Les ethnologues 729 pensent que les fêtes qu’organise toute société sont une manière de prétexte à la réaffirmation, à intervalle régulier, de la cohésion de la communauté autour des valeurs, la plupart du temps politiques pour nos sociétés et notre période, qui la définissent. Le 14 juillet par exemple, constitue pour la France un point de repère essentiel pour sa mémoire historique. La prise de conscience collective, « mécanique » parce que chaque année recommencée, de son identité républicaine, lui fournit l’occasion de se retrouver face à elle-même et de jauger ainsi sa fidélité à sa propre mémoire.

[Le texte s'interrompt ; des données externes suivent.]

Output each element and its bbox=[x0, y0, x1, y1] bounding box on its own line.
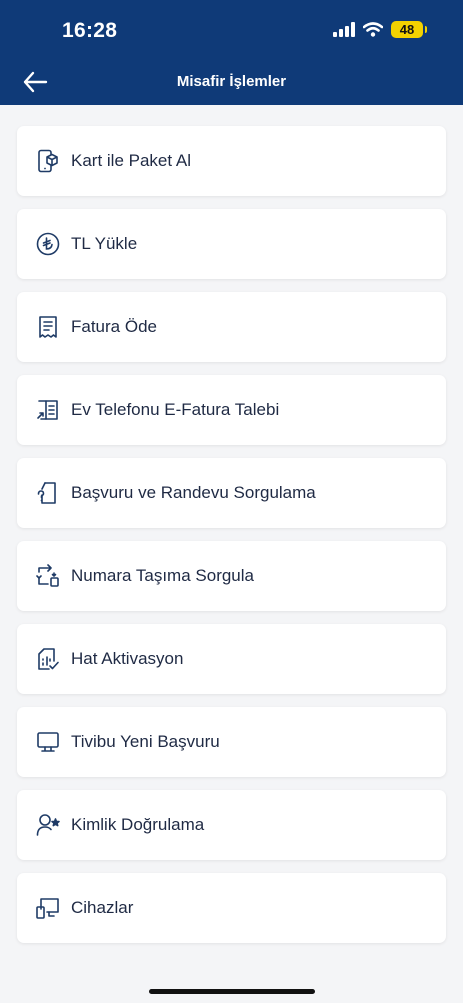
wifi-icon bbox=[363, 22, 383, 37]
invoice-icon bbox=[39, 316, 57, 338]
menu-item-label: TL Yükle bbox=[71, 234, 138, 253]
menu-item-label: Tivibu Yeni Başvuru bbox=[71, 732, 220, 751]
menu-item-tivibu-yeni-basvuru[interactable]: Tivibu Yeni Başvuru bbox=[17, 707, 446, 777]
menu-item-ev-telefonu-e-fatura[interactable]: Ev Telefonu E-Fatura Talebi bbox=[17, 375, 446, 445]
menu-item-label: Başvuru ve Randevu Sorgulama bbox=[71, 483, 316, 502]
menu-item-hat-aktivasyon[interactable]: Hat Aktivasyon bbox=[17, 624, 446, 694]
devices-icon bbox=[36, 898, 59, 919]
signal-icon bbox=[333, 22, 355, 37]
menu-item-kimlik-dogrulama[interactable]: Kimlik Doğrulama bbox=[17, 790, 446, 860]
document-question-icon bbox=[37, 482, 56, 504]
menu-item-basvuru-randevu[interactable]: Başvuru ve Randevu Sorgulama bbox=[17, 458, 446, 528]
status-time: 16:28 bbox=[62, 19, 118, 42]
menu-item-label: Cihazlar bbox=[71, 898, 134, 917]
menu-item-label: Numara Taşıma Sorgula bbox=[71, 566, 254, 585]
card-package-icon bbox=[38, 149, 58, 173]
page-title: Misafir İşlemler bbox=[176, 73, 287, 90]
number-transfer-icon bbox=[36, 564, 59, 587]
monitor-icon bbox=[37, 732, 59, 752]
battery-indicator: 48 bbox=[391, 21, 427, 38]
menu-item-label: Fatura Öde bbox=[71, 317, 157, 336]
menu-item-numara-tasima[interactable]: Numara Taşıma Sorgula bbox=[17, 541, 446, 611]
menu-list: Kart ile Paket Al TL Yükle Fatura Öde Ev… bbox=[17, 126, 446, 956]
menu-item-label: Ev Telefonu E-Fatura Talebi bbox=[71, 400, 280, 419]
lira-circle-icon bbox=[36, 232, 60, 256]
menu-item-label: Kart ile Paket Al bbox=[71, 151, 192, 170]
menu-item-cihazlar[interactable]: Cihazlar bbox=[17, 873, 446, 943]
app-header: 16:28 48 Misafir İşlemler bbox=[0, 0, 463, 105]
sim-activation-icon bbox=[38, 648, 59, 670]
user-verify-icon bbox=[36, 814, 60, 836]
home-indicator[interactable] bbox=[149, 989, 315, 994]
menu-item-label: Kimlik Doğrulama bbox=[71, 815, 205, 834]
menu-item-label: Hat Aktivasyon bbox=[71, 649, 184, 668]
status-icons: 48 bbox=[333, 21, 427, 38]
menu-item-tl-yukle[interactable]: TL Yükle bbox=[17, 209, 446, 279]
e-invoice-icon bbox=[37, 400, 58, 420]
menu-item-kart-ile-paket-al[interactable]: Kart ile Paket Al bbox=[17, 126, 446, 196]
menu-item-fatura-ode[interactable]: Fatura Öde bbox=[17, 292, 446, 362]
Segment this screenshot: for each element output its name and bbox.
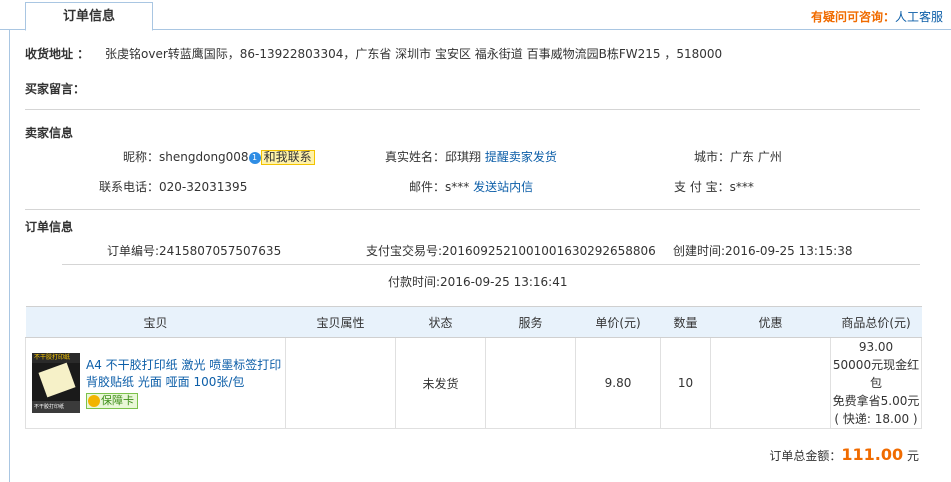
alipay-label: 支 付 宝： (674, 180, 730, 194)
grand-total-unit: 元 (906, 449, 919, 463)
col-header-discount: 优惠 (710, 306, 831, 338)
seller-email: 邮件：s*** 发送站内信 (409, 178, 533, 195)
thumb-bottom-text: 不干胶打印纸 (32, 401, 80, 413)
realname-value: 邱琪翔 (445, 150, 482, 164)
address-label: 收货地址 ： (25, 47, 90, 61)
table-row: 不干胶打印纸 不干胶打印纸 A4 不干胶打印纸 激光 喷墨标签打印背胶贴纸 光面… (25, 337, 922, 429)
col-header-qty: 数量 (660, 306, 711, 338)
send-site-message-link[interactable]: 发送站内信 (473, 180, 533, 194)
realname-label: 真实姓名： (385, 150, 446, 164)
product-thumbnail[interactable]: 不干胶打印纸 不干胶打印纸 (32, 353, 80, 413)
seller-alipay: 支 付 宝：s*** (674, 178, 754, 195)
seller-realname: 真实姓名：邱琪翔 提醒卖家发货 (385, 148, 557, 165)
qty-cell: 10 (660, 337, 711, 429)
service-cell (485, 337, 576, 429)
col-header-attributes: 宝贝属性 (285, 306, 396, 338)
paid-time: 付款时间:2016-09-25 13:16:41 (388, 275, 568, 289)
created-time: 创建时间:2016-09-25 13:15:38 (673, 244, 853, 258)
shipping-fee: ( 快递: 18.00 ) (834, 412, 918, 426)
tab-order-info[interactable]: 订单信息 (25, 2, 153, 31)
nickname-value: shengdong008 (159, 150, 249, 164)
alipay-value: s*** (729, 180, 754, 194)
total-cell: 93.00 50000元现金红包 免费拿省5.00元 ( 快递: 18.00 ) (830, 337, 922, 429)
attributes-cell (285, 337, 396, 429)
discount-cell (710, 337, 831, 429)
address-value: 张虔铭over转蓝鹰国际，86-13922803304，广东省 深圳市 宝安区 … (105, 47, 723, 61)
red-packet-note: 50000元现金红包 (832, 358, 920, 390)
item-cell: 不干胶打印纸 不干胶打印纸 A4 不干胶打印纸 激光 喷墨标签打印背胶贴纸 光面… (25, 337, 286, 429)
col-header-total: 商品总价(元) (830, 306, 922, 338)
order-number: 订单编号:2415807057507635 (107, 244, 282, 258)
price-cell: 9.80 (575, 337, 661, 429)
tab-bar: 订单信息 有疑问可咨询：人工客服 (0, 0, 951, 31)
grand-total-label: 订单总金额： (769, 449, 842, 463)
product-title-link[interactable]: A4 不干胶打印纸 激光 喷墨标签打印背胶贴纸 光面 哑面 100张/包 (86, 357, 285, 391)
order-items-table: 宝贝 宝贝属性 状态 服务 单价(元) 数量 优惠 商品总价(元) 不干胶打印纸… (25, 306, 922, 429)
guarantee-badge[interactable]: 保障卡 (86, 393, 138, 409)
city-value: 广东 广州 (730, 150, 782, 164)
grand-total-amount: 111.00 (841, 445, 904, 464)
contact-me-button[interactable]: 和我联系 (260, 150, 315, 165)
buyer-message-label: 买家留言： (25, 82, 86, 96)
divider (62, 264, 920, 265)
consult-question: 有疑问可咨询： (810, 10, 895, 24)
divider (25, 109, 920, 110)
guarantee-label: 保障卡 (101, 394, 134, 407)
guarantee-icon (88, 395, 100, 407)
thumb-top-text: 不干胶打印纸 (32, 353, 80, 363)
col-header-service: 服务 (485, 306, 576, 338)
seller-info-title: 卖家信息 (25, 126, 74, 140)
seller-nickname: 昵称：shengdong008 1 和我联系 (123, 148, 315, 165)
order-info-title: 订单信息 (25, 220, 74, 234)
status-cell: 未发货 (395, 337, 486, 429)
table-header-row: 宝贝 宝贝属性 状态 服务 单价(元) 数量 优惠 商品总价(元) (25, 306, 922, 338)
consult-area: 有疑问可咨询：人工客服 (811, 8, 943, 25)
chat-icon[interactable]: 1 (248, 151, 261, 164)
nickname-label: 昵称： (123, 150, 160, 164)
grand-total: 订单总金额：111.00 元 (769, 445, 919, 464)
phone-value: 020-32031395 (159, 180, 248, 194)
col-header-item: 宝贝 (25, 306, 286, 338)
alipay-trade-number: 支付宝交易号:2016092521001001630292658806 (366, 244, 656, 258)
customer-service-link[interactable]: 人工客服 (895, 10, 943, 24)
col-header-status: 状态 (395, 306, 486, 338)
free-save-note: 免费拿省5.00元 (832, 394, 920, 408)
remind-ship-link[interactable]: 提醒卖家发货 (485, 150, 557, 164)
email-value: s*** (445, 180, 470, 194)
divider (25, 209, 920, 210)
email-label: 邮件： (409, 180, 446, 194)
phone-label: 联系电话： (99, 180, 160, 194)
city-label: 城市： (694, 150, 731, 164)
seller-phone: 联系电话：020-32031395 (99, 178, 247, 195)
total-amount: 93.00 (858, 340, 894, 354)
col-header-price: 单价(元) (575, 306, 661, 338)
seller-city: 城市：广东 广州 (694, 148, 782, 165)
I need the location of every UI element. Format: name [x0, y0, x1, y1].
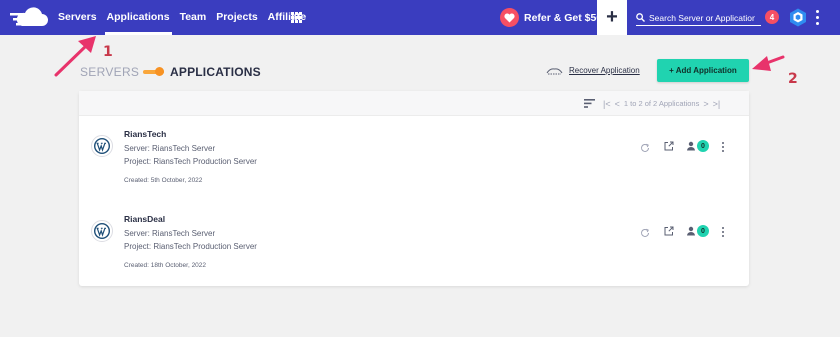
recover-icon — [546, 67, 563, 74]
main-nav: Servers Applications Team Projects Affil… — [58, 0, 306, 35]
app-name[interactable]: RiansDeal — [124, 214, 165, 224]
annotation-arrow-2 — [752, 55, 785, 71]
list-item[interactable]: RiansDeal Server: RiansTech Server Proje… — [79, 206, 749, 286]
wordpress-icon — [91, 220, 113, 242]
external-link-icon[interactable] — [664, 141, 674, 151]
pagination: |< < 1 to 2 of 2 Applications > >| — [603, 97, 720, 110]
collaborator-count-badge: 0 — [697, 140, 709, 152]
app-server: Server: RiansTech Server — [124, 229, 216, 238]
prev-page-icon[interactable]: < — [615, 99, 620, 109]
recover-application-link[interactable]: Recover Application — [546, 66, 640, 75]
refer-label: Refer & Get $50 — [524, 11, 603, 24]
first-page-icon[interactable]: |< — [603, 99, 611, 109]
quick-add-button[interactable]: + — [597, 0, 627, 35]
refer-button[interactable]: Refer & Get $50 — [500, 8, 602, 27]
next-page-icon[interactable]: > — [703, 99, 708, 109]
nav-team[interactable]: Team — [180, 0, 207, 35]
list-item[interactable]: RiansTech Server: RiansTech Server Proje… — [79, 121, 749, 201]
apps-grid-icon[interactable] — [291, 12, 302, 23]
servers-toggle-label[interactable]: SERVERS — [80, 65, 139, 79]
sort-icon[interactable] — [584, 99, 595, 108]
top-navbar: Servers Applications Team Projects Affil… — [0, 0, 840, 35]
list-toolbar: |< < 1 to 2 of 2 Applications > >| — [79, 91, 749, 116]
wordpress-icon — [91, 135, 113, 157]
app-project: Project: RiansTech Production Server — [124, 242, 257, 251]
refresh-icon[interactable] — [640, 228, 650, 238]
pagination-text: 1 to 2 of 2 Applications — [623, 99, 700, 108]
app-name[interactable]: RiansTech — [124, 129, 166, 139]
more-menu-icon[interactable] — [814, 10, 820, 25]
app-created-date: Created: 5th October, 2022 — [124, 177, 203, 184]
nav-applications[interactable]: Applications — [104, 0, 172, 35]
applications-list-card: |< < 1 to 2 of 2 Applications > >| Rians… — [79, 91, 749, 286]
last-page-icon[interactable]: >| — [713, 99, 721, 109]
applications-toggle-label[interactable]: APPLICATIONS — [170, 65, 261, 79]
recover-application-label: Recover Application — [569, 66, 640, 75]
app-menu-icon[interactable] — [721, 142, 725, 152]
search-box — [636, 10, 761, 26]
app-project: Project: RiansTech Production Server — [124, 157, 257, 166]
annotation-number-1: 1 — [103, 44, 113, 60]
external-link-icon[interactable] — [664, 226, 674, 236]
collaborator-count-badge: 0 — [697, 225, 709, 237]
account-hexagon-icon[interactable] — [789, 8, 807, 27]
app-menu-icon[interactable] — [721, 227, 725, 237]
search-input[interactable] — [649, 12, 755, 23]
collaborator-icon[interactable] — [686, 141, 696, 151]
add-application-button[interactable]: + Add Application — [657, 59, 749, 82]
cloudways-logo-icon[interactable] — [10, 5, 48, 30]
annotation-number-2: 2 — [788, 71, 798, 87]
search-icon — [636, 13, 645, 22]
refresh-icon[interactable] — [640, 143, 650, 153]
app-created-date: Created: 18th October, 2022 — [124, 262, 207, 269]
nav-projects[interactable]: Projects — [216, 0, 257, 35]
heart-icon — [500, 8, 519, 27]
servers-applications-toggle[interactable] — [143, 67, 164, 76]
nav-servers[interactable]: Servers — [58, 0, 97, 35]
notification-badge[interactable]: 4 — [765, 10, 779, 24]
collaborator-icon[interactable] — [686, 226, 696, 236]
app-server: Server: RiansTech Server — [124, 144, 216, 153]
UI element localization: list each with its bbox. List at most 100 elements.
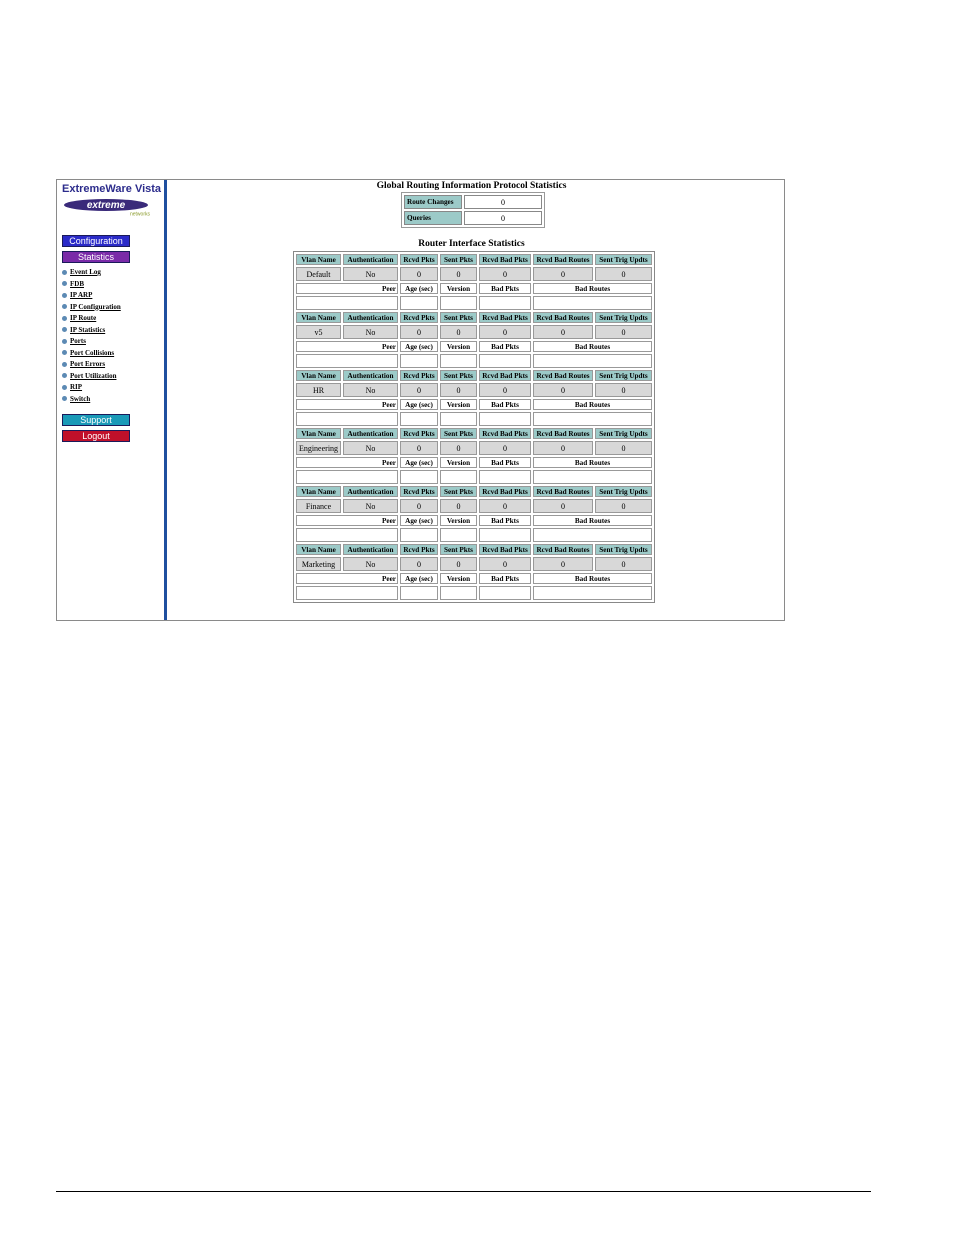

Un tel processus est aussi observable à Grenoble, à la Libération. Mais là où le 14 juillet conserve une dimension d’habitude, de fête classique, de « date fixe », les premières cérémonies de la Libération doivent leur originalité au caractère quasi spontané de leur tenue, ainsi qu’à la gravité extrême des événements que l’on vient de vivre. D’où une double précocité : par rapport à l’actualité qui continue à résonner des bruits de la guerre ; par rapport aussi à l’étendue de notre période, le modèle commémoratif grenoblois se mettant en place très tôt, dès 1944-1945.
Pour être de taille, l’enjeu est en fait double. Il s’agit, dans un premier temps, de réaffirmer la cohésion de la communauté ébranlée et divisée par quatre ans de conflits, qui n’épargnèrent pas à la France les affres de la guerre civile et dans un second temps d’affirmer la qualité de la communauté ainsi retrouvée.
Les cérémonies commémoratives qui s’enchaînent à un rythme effréné dès la Libération acquise ont donc pour fonction, grâce à l’insertion du rite de la mémoire dans la discontinuité du temps et de l’événementiel, de dire que l’on est ensemble. Et le paradoxe n’est alors qu’apparent d’une population qui est plongée dans une actualité brûlante et bruissante chaque jour d’événements forts et qui manifeste une telle envie et une telle aptitude à remonter dans le temps. Le besoin est fort de renouer avec une trame historique cohérente nouée autour de valeurs identitaires puissantes car le but est d’impulser du stable dans cette période de transition, qui dure exactement un an, d’août 1944 à août 1945.
Noëlle Gérôme rappelle ainsi que « toutes les fêtes sont politiques pour Michaël Bakhtine , qu’elles soient publiques ou privées, en ce qu’elles manifestent à l’évidence, c’est-à-dire pour la société où elles adviennent, l’existence et l’importance d’une famille ou d’un groupe » ; lire « La tradition politique des fêtes : interprétation et appropriation », in Les usages politiques des fêtes aux XIX e -XX e siècles, Alain Corbin, Noëlle Gérôme et Danielle Tartakowsky (dir.), Paris, Publications de la Sorbonne (actes du colloque de novembre 1990), 1994, p. 15-23 ; citation p. 15.